When Buddhists call for genocide

There's a fascinating story in the American Buddhist magazine Shambala Sun about the Burmese Buddhists who are killing and harassing their Muslim neighbors. Thoughtful and full of context, it is very much worth a read.

Jack Kornfield, a Buddhist teacher from the US, wrote the piece after traveling through Burma and seeing some of the violence firsthand. He does a good job of explaining the background that has lead up to the genocide in a nuanced way that helps explain how a religion of peace turns violent without taking the emphasis off the victims of that violence.

The biggest source of conflict is the unsettled situation of the Rohingya Muslims in Burma’s westernmost state. Rakhine is a beautiful land bordering Bangladesh that was for centuries a great seafaring kingdom. But ever since the central Burmese kings conquered Rakhine, the people there have been treated badly.
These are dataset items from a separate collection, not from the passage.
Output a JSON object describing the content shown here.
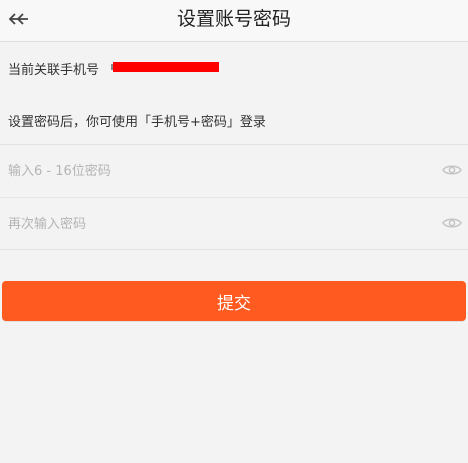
{
  "header": {
    "title": "设置账号密码",
    "back_icon": "back-arrow-icon"
  },
  "phone": {
    "label": "当前关联手机号 ",
    "value_redacted": true,
    "redact_color": "#ff0000"
  },
  "hint": "设置密码后，你可使用「手机号+密码」登录",
  "form": {
    "password": {
      "placeholder": "输入6 - 16位密码",
      "value": "",
      "visibility_icon": "eye-icon"
    },
    "confirm": {
      "placeholder": "再次输入密码",
      "value": "",
      "visibility_icon": "eye-icon"
    }
  },
  "submit": {
    "label": "提交",
    "color": "#ff5a1f"
  }
}
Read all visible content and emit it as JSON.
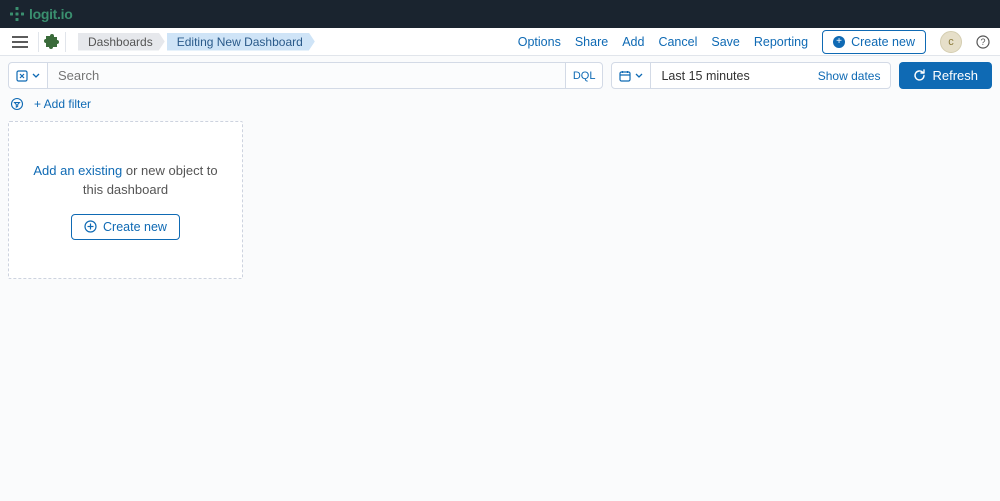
{
  "brand": {
    "name": "logit.io"
  },
  "breadcrumbs": [
    {
      "label": "Dashboards",
      "active": false
    },
    {
      "label": "Editing New Dashboard",
      "active": true
    }
  ],
  "nav": {
    "options": "Options",
    "share": "Share",
    "add": "Add",
    "cancel": "Cancel",
    "save": "Save",
    "reporting": "Reporting",
    "create_new": "Create new",
    "avatar_initial": "c"
  },
  "query": {
    "search_placeholder": "Search",
    "dql": "DQL",
    "time_range": "Last 15 minutes",
    "show_dates": "Show dates",
    "refresh": "Refresh"
  },
  "filters": {
    "add_filter": "+ Add filter"
  },
  "panel": {
    "link_text": "Add an existing",
    "rest_text": " or new object to this dashboard",
    "create_new": "Create new"
  }
}
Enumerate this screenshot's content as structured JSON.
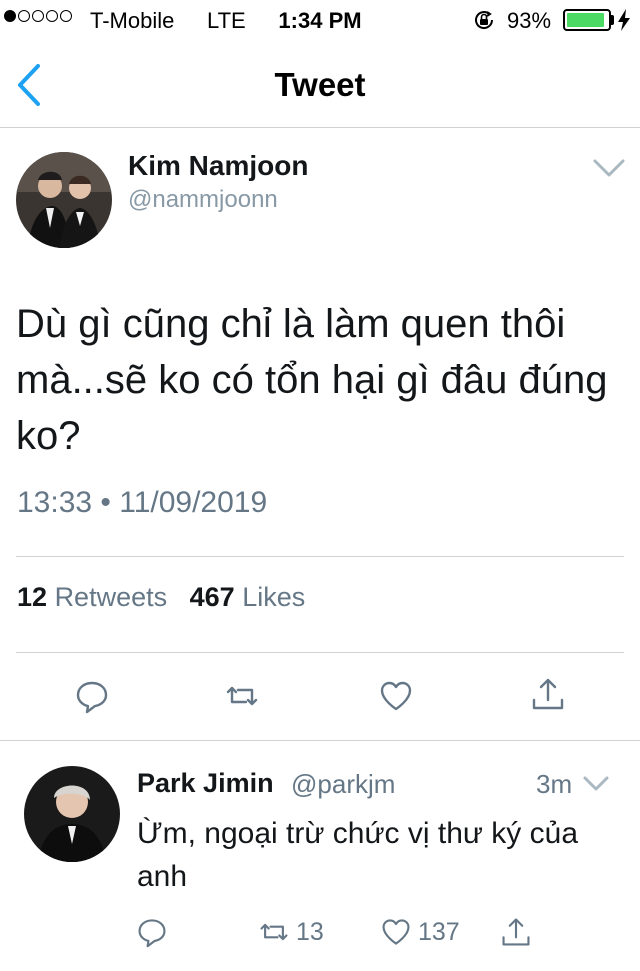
{
  "status_bar": {
    "carrier": "T-Mobile",
    "network": "LTE",
    "time": "1:34 PM",
    "battery_percent": "93%",
    "battery_level": 0.93,
    "signal_bars": 1,
    "icons": [
      "orientation-lock-icon",
      "battery-icon",
      "charging-bolt-icon"
    ]
  },
  "nav": {
    "title": "Tweet",
    "back_icon": "chevron-left-icon"
  },
  "tweet": {
    "author_name": "Kim Namjoon",
    "author_handle": "@nammjoonn",
    "text": "Dù gì cũng chỉ là làm quen thôi mà...sẽ ko có tổn hại gì đâu đúng ko?",
    "timestamp": "13:33 • 11/09/2019",
    "retweet_count": "12",
    "retweets_label": "Retweets",
    "like_count": "467",
    "likes_label": "Likes",
    "accent_color": "#1da1f2",
    "actions": [
      "reply-icon",
      "retweet-icon",
      "like-icon",
      "share-icon"
    ]
  },
  "reply": {
    "author_name": "Park Jimin",
    "author_handle": "@parkjm",
    "time_ago": "3m",
    "text": "Ừm, ngoại trừ chức vị thư ký của anh",
    "retweet_count": "13",
    "like_count": "137"
  }
}
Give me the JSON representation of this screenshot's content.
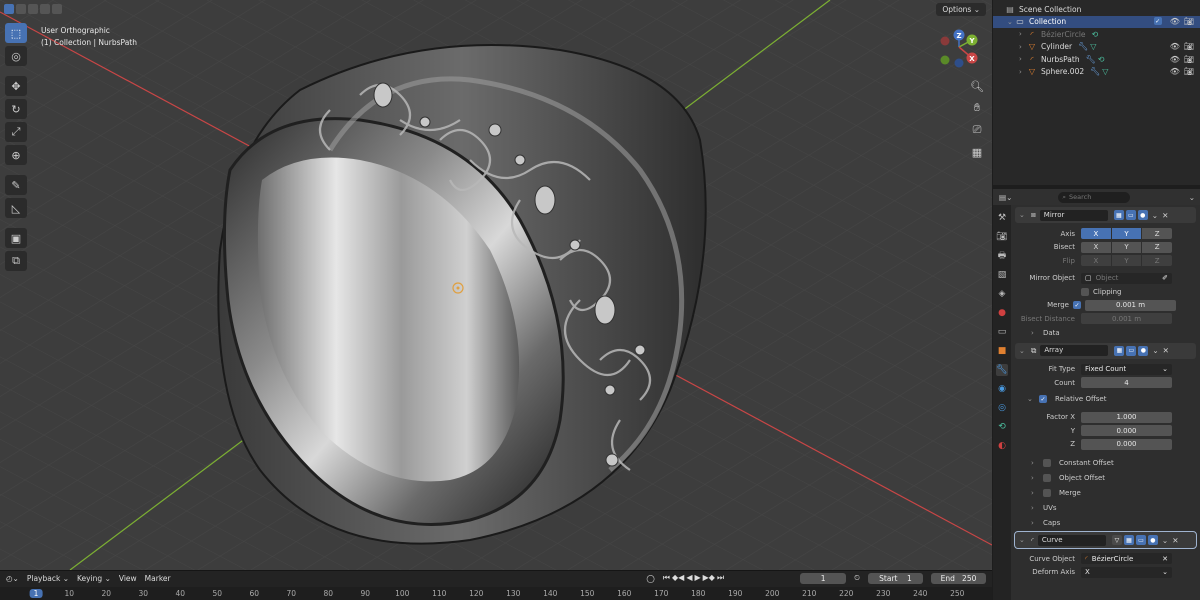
{
  "viewport": {
    "view_name": "User Orthographic",
    "context": "(1) Collection | NurbsPath",
    "options_label": "Options",
    "gizmo": {
      "x": "X",
      "y": "Y",
      "z": "Z"
    },
    "tools": [
      "select-box-icon",
      "cursor-icon",
      "move-icon",
      "rotate-icon",
      "scale-icon",
      "transform-icon",
      "annotate-icon",
      "measure-icon",
      "add-cube-icon",
      "extrude-icon"
    ],
    "nav_tools": [
      "zoom-icon",
      "pan-hand-icon",
      "camera-icon",
      "grid-icon"
    ],
    "colors": {
      "background": "#3d3d3d",
      "x_axis": "#c84646",
      "y_axis": "#7cb032",
      "accent": "#4772b3"
    }
  },
  "timeline": {
    "playback_label": "Playback",
    "keying_label": "Keying",
    "view_label": "View",
    "marker_label": "Marker",
    "current_frame": "1",
    "start_label": "Start",
    "start_value": "1",
    "end_label": "End",
    "end_value": "250",
    "ruler_ticks": [
      "1",
      "10",
      "20",
      "30",
      "40",
      "50",
      "60",
      "70",
      "80",
      "90",
      "100",
      "110",
      "120",
      "130",
      "140",
      "150",
      "160",
      "170",
      "180",
      "190",
      "200",
      "210",
      "220",
      "230",
      "240",
      "250"
    ]
  },
  "outliner": {
    "scene_collection": "Scene Collection",
    "collection": "Collection",
    "objects": [
      {
        "name": "BézierCircle",
        "icon": "curve-icon",
        "dim": true
      },
      {
        "name": "Cylinder",
        "icon": "mesh-icon",
        "dim": false
      },
      {
        "name": "NurbsPath",
        "icon": "curve-icon",
        "dim": false
      },
      {
        "name": "Sphere.002",
        "icon": "mesh-icon",
        "dim": false
      }
    ]
  },
  "properties": {
    "search_placeholder": "Search",
    "mirror": {
      "name": "Mirror",
      "axis_label": "Axis",
      "bisect_label": "Bisect",
      "flip_label": "Flip",
      "axes": [
        "X",
        "Y",
        "Z"
      ],
      "mirror_object_label": "Mirror Object",
      "mirror_object_placeholder": "Object",
      "clipping_label": "Clipping",
      "merge_label": "Merge",
      "merge_value": "0.001 m",
      "bisect_distance_label": "Bisect Distance",
      "bisect_distance_value": "0.001 m",
      "data_label": "Data"
    },
    "array": {
      "name": "Array",
      "fit_type_label": "Fit Type",
      "fit_type_value": "Fixed Count",
      "count_label": "Count",
      "count_value": "4",
      "relative_offset_label": "Relative Offset",
      "factor_x_label": "Factor X",
      "factor_x_value": "1.000",
      "y_label": "Y",
      "y_value": "0.000",
      "z_label": "Z",
      "z_value": "0.000",
      "constant_offset_label": "Constant Offset",
      "object_offset_label": "Object Offset",
      "merge_label": "Merge",
      "uvs_label": "UVs",
      "caps_label": "Caps"
    },
    "curve": {
      "name": "Curve",
      "curve_object_label": "Curve Object",
      "curve_object_value": "BézierCircle",
      "deform_axis_label": "Deform Axis",
      "deform_axis_value": "X"
    }
  }
}
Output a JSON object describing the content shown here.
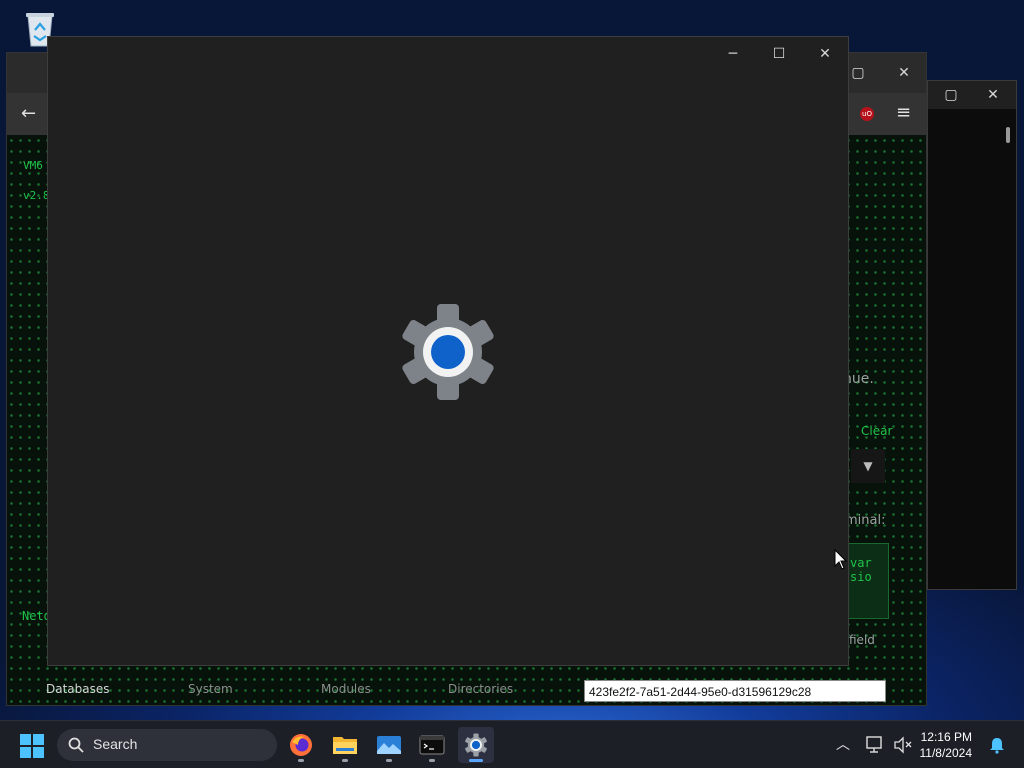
{
  "desktop": {
    "recycle_bin_icon": "recycle-bin-icon"
  },
  "console_window": {
    "maximize_icon": "maximize-icon",
    "close_icon": "close-icon"
  },
  "vm_app": {
    "header_line1": "VM6",
    "header_line2": "v2.8",
    "footer_left": "Netd",
    "right_text_1": "nue.",
    "clear_link": "Clear",
    "right_text_2": "minal:",
    "terminal_snippet_1": "var",
    "terminal_snippet_2": "sio",
    "right_text_3": "field",
    "uuid_value": "423fe2f2-7a51-2d44-95e0-d31596129c28",
    "nav": [
      {
        "label": "Databases"
      },
      {
        "label": "System"
      },
      {
        "label": "Modules"
      },
      {
        "label": "Directories"
      }
    ]
  },
  "settings_window": {
    "icon": "settings-gear-icon"
  },
  "taskbar": {
    "search_placeholder": "Search",
    "apps": [
      "firefox-icon",
      "file-explorer-icon",
      "photos-icon",
      "terminal-icon",
      "settings-icon"
    ],
    "time": "12:16 PM",
    "date": "11/8/2024"
  },
  "colors": {
    "accent": "#0067c0",
    "terminal_green": "#1fc44a",
    "window_bg": "#202020"
  }
}
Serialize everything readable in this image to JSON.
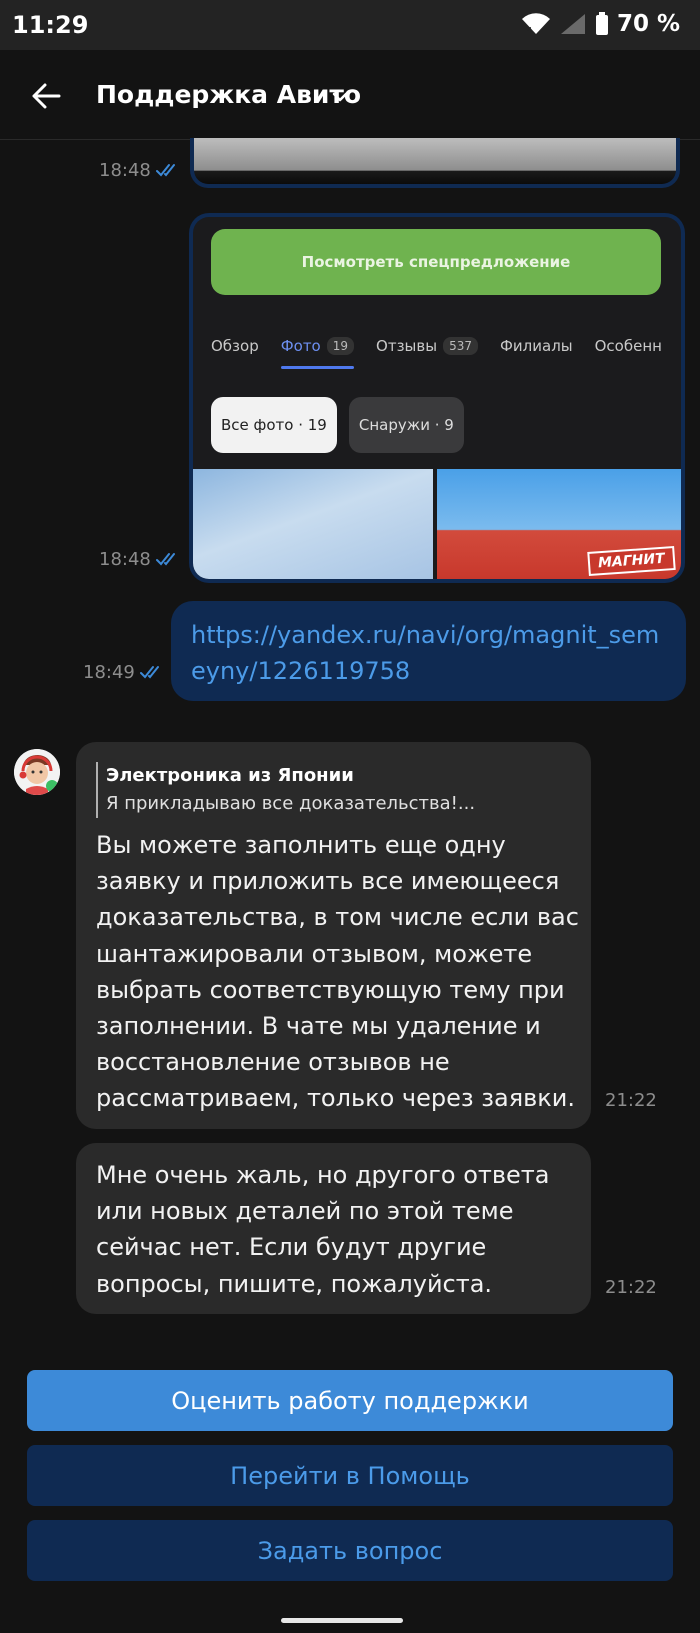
{
  "status_bar": {
    "time": "11:29",
    "battery": "70 %"
  },
  "header": {
    "title": "Поддержка Авито"
  },
  "messages": {
    "img1_time": "18:48",
    "img2_time": "18:48",
    "link_time": "18:49",
    "link_text": "https://yandex.ru/navi/org/magnit_semeyny/1226119758",
    "screenshot": {
      "promo_button": "Посмотреть спецпредложение",
      "tabs": [
        {
          "label": "Обзор"
        },
        {
          "label": "Фото",
          "count": "19"
        },
        {
          "label": "Отзывы",
          "count": "537"
        },
        {
          "label": "Филиалы"
        },
        {
          "label": "Особенн"
        }
      ],
      "chips": [
        "Все фото · 19",
        "Снаружи · 9"
      ],
      "store_sign": "МАГНИТ"
    },
    "reply_quote_author": "Электроника из Японии",
    "reply_quote_text": "Я прикладываю все доказательства!...",
    "reply_lines": [
      "Вы можете заполнить еще одну",
      "заявку и приложить все имеющееся",
      "доказательства, в том числе если вас",
      "шантажировали отзывом, можете",
      "выбрать соответствующую тему при",
      "заполнении. В чате мы удаление и",
      "восстановление отзывов не",
      "рассматриваем, только через заявки."
    ],
    "reply_time": "21:22",
    "second_lines": [
      "Мне очень жаль, но другого ответа",
      "или новых деталей по этой теме",
      "сейчас нет. Если будут другие",
      "вопросы, пишите, пожалуйста."
    ],
    "second_time": "21:22"
  },
  "actions": {
    "rate": "Оценить работу поддержки",
    "help": "Перейти в Помощь",
    "ask": "Задать вопрос"
  },
  "colors": {
    "accent": "#3d8ad8",
    "link": "#4c9be8",
    "outgoing": "#0f2a52",
    "incoming": "#2a2a2a"
  }
}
And over the last century, a million Rohingya Muslims, seeking new opportunity or fleeing poverty and mistreatment in present-day Bangladesh, have settled in Rakhine. Today, overpopulated Bangladesh doesn’t want them back and the Rakhine natives, already poor and mistreated by the central government, fear they are losing land and livelihood to the Muslims immigrants, even though many Rohingyas have lived there peacefully for decades.

The current economic pressure has made the situation ripe for fear, violence, and political exploitation. Muslim homes and businesses have been torched and 100,000 Rohingya Muslims, many of them women and children, have been forced into impoverished refugee camps. When I spoke to Rohingyas from Rakhine, their eyes got wide with dismay, and there was a palpable helplessness and fear of attacks by the Buddhist majority. Recently, the drumbeat of violence against Muslims and other minorities has spread to other parts of Burma, often with the tacit approval of the local police and military.

I witnessed firsthand the results of the spreading violence in the town of Lashio in northern Shan state, where this past year a mosque, businesses, and a Muslim orphanage were burned not far from the town’s most revered pagoda. While the local Buddhists I spoke to were friendly, they were also worried, and from their ranks came mobs who torched their Muslim neighbors.

Of the nearly half a million monks and nuns in Burma, those espousing hatred and supporting violence are a handful, less than one percent. But their message of fear and prejudice resonates because of several factors.